Board Report: December 1, 2012
To evaluate the security controls and techniques of the information systems of the Board, the Office of Inspector General reviews controls over Board applications and selected security controls provided by the Board's general support systems (GSS) on an ongoing basis. Consistent with the requirements of the Federal Information Security Management Act of 2002 (FISMA), we conducted a security control review of the contingency program controls provided by the GSS, which is supported by the Division of Information Technology (IT)-IT GSS.
Our objective was to determine whether the Board is maintaining a contingency program for the IT GSS that is generally consistent with related National Institute of Standards and Technology (NIST) and Office of Management and Budget (OMB) Federal Information Security Management Act of 2002 (FISMA) guidance. To accomplish this objective, we developed a tailored control assessment review program based on the security controls defined in NIST Special Publication 800-53, Recommended Security Controls for Federal Information Systems and Organizations.

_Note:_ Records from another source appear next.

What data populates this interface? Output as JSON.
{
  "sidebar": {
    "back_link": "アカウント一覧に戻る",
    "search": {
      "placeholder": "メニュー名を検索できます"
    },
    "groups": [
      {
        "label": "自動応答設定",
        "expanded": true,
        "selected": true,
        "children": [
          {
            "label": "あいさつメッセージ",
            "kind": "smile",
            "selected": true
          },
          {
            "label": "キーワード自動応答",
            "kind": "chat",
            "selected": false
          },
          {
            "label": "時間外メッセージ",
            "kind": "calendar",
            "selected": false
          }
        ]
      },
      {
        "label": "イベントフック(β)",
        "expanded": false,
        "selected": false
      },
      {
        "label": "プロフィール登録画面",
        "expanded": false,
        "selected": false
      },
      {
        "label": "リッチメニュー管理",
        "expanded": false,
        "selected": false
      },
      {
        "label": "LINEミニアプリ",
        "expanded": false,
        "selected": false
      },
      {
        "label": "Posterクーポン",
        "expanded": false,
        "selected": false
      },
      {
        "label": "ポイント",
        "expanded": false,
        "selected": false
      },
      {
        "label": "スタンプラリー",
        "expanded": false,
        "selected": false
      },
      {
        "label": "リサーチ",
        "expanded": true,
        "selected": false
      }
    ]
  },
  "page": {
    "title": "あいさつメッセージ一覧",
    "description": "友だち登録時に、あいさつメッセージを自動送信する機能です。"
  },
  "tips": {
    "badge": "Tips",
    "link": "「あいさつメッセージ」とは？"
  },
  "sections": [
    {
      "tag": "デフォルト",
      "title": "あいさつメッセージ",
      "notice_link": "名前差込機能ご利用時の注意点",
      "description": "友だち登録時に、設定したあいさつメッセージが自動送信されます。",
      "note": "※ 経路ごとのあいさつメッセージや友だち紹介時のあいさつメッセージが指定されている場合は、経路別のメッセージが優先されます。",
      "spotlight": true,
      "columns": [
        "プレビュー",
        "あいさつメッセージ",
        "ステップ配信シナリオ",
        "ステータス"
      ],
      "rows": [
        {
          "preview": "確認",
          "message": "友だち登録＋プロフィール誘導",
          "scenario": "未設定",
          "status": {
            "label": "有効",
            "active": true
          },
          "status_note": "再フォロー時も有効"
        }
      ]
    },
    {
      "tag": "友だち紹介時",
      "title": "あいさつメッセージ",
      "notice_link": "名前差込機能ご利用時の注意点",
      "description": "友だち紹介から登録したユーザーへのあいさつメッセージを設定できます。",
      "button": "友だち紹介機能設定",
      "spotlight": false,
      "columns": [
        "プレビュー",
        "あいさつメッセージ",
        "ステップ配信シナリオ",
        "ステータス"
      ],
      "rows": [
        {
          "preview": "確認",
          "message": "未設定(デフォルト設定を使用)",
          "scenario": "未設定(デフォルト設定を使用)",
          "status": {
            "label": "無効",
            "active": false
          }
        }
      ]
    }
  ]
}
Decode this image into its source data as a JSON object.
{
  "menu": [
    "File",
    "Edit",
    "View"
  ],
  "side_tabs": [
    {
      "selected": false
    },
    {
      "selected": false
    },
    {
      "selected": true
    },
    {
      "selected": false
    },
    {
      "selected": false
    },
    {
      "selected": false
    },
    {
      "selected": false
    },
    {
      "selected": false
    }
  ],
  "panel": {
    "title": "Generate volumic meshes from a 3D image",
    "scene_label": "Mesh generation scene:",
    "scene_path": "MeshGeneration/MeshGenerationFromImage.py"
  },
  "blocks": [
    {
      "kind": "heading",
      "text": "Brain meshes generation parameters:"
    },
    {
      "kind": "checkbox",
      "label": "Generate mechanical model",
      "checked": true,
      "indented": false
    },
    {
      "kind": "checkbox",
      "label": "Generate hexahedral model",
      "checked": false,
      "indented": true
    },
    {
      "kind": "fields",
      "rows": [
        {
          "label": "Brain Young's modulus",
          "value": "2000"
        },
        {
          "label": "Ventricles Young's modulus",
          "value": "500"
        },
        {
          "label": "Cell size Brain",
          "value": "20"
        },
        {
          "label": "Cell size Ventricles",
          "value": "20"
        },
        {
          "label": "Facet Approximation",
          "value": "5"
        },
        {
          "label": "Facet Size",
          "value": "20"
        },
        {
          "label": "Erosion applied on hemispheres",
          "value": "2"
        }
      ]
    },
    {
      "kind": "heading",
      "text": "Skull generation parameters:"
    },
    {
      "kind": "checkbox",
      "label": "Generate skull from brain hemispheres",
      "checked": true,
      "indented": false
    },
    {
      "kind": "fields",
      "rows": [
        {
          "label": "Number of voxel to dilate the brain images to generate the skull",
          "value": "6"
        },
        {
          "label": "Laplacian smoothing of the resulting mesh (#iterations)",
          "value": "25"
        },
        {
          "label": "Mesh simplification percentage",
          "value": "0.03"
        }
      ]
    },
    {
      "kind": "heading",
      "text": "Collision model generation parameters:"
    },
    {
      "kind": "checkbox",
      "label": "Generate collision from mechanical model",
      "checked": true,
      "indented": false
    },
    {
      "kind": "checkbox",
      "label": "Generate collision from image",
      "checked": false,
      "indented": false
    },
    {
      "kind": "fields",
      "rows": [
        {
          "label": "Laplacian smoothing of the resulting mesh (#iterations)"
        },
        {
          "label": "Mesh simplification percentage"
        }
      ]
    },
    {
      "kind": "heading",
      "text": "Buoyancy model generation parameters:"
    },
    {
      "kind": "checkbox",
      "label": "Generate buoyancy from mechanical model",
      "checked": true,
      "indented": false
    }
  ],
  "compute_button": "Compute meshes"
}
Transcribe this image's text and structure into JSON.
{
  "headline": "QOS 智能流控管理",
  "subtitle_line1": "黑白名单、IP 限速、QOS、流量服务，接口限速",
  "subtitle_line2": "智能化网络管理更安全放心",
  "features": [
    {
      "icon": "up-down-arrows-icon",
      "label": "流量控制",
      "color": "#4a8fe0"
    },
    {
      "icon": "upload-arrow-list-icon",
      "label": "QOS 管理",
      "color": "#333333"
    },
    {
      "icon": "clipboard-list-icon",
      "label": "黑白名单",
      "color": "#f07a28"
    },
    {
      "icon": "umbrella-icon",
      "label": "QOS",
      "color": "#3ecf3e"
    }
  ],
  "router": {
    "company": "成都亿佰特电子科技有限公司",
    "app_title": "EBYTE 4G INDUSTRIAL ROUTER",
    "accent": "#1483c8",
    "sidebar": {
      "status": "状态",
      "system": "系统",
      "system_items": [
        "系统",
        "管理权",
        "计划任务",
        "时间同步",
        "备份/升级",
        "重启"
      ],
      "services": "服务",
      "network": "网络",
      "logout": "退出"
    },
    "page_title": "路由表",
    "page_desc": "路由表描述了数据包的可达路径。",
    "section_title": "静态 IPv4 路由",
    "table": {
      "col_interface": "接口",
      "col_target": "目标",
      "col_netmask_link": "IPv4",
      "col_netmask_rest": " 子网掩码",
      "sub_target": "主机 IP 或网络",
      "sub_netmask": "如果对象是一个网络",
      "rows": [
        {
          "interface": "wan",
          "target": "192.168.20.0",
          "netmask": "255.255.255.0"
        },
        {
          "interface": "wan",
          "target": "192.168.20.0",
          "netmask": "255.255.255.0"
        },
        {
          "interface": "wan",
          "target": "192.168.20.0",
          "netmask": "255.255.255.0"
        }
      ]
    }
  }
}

Overall, we found that the Board has established and is maintaining a contingency program for the IT GSS that is generally consistent with NIST and OMB FISMA requirements. The Board has invested resources in the areas of hardware, mainframe computing, network bandwidth, equipment, and other logistical necessities to sustain operations at the contingency site. In addition, the Board continues to conduct semiannual contingency tests of its mission-critical applications. Although we did not identify any significant discrepancies, we found opportunities to strengthen the IT GSS contingency planning.
Management generally agreed with our recommendations and discussed corrective action that has already been completed, is underway, or is planned. We plan to conduct additional work in the area of continuity of operations and contingency planning across divisions, and we will follow up on the implementation of each recommendation as part of our future audit activities related to the Board's continuing implementation of FISMA. Given the sensitivity of information security review work, our reports in this area are generally restricted.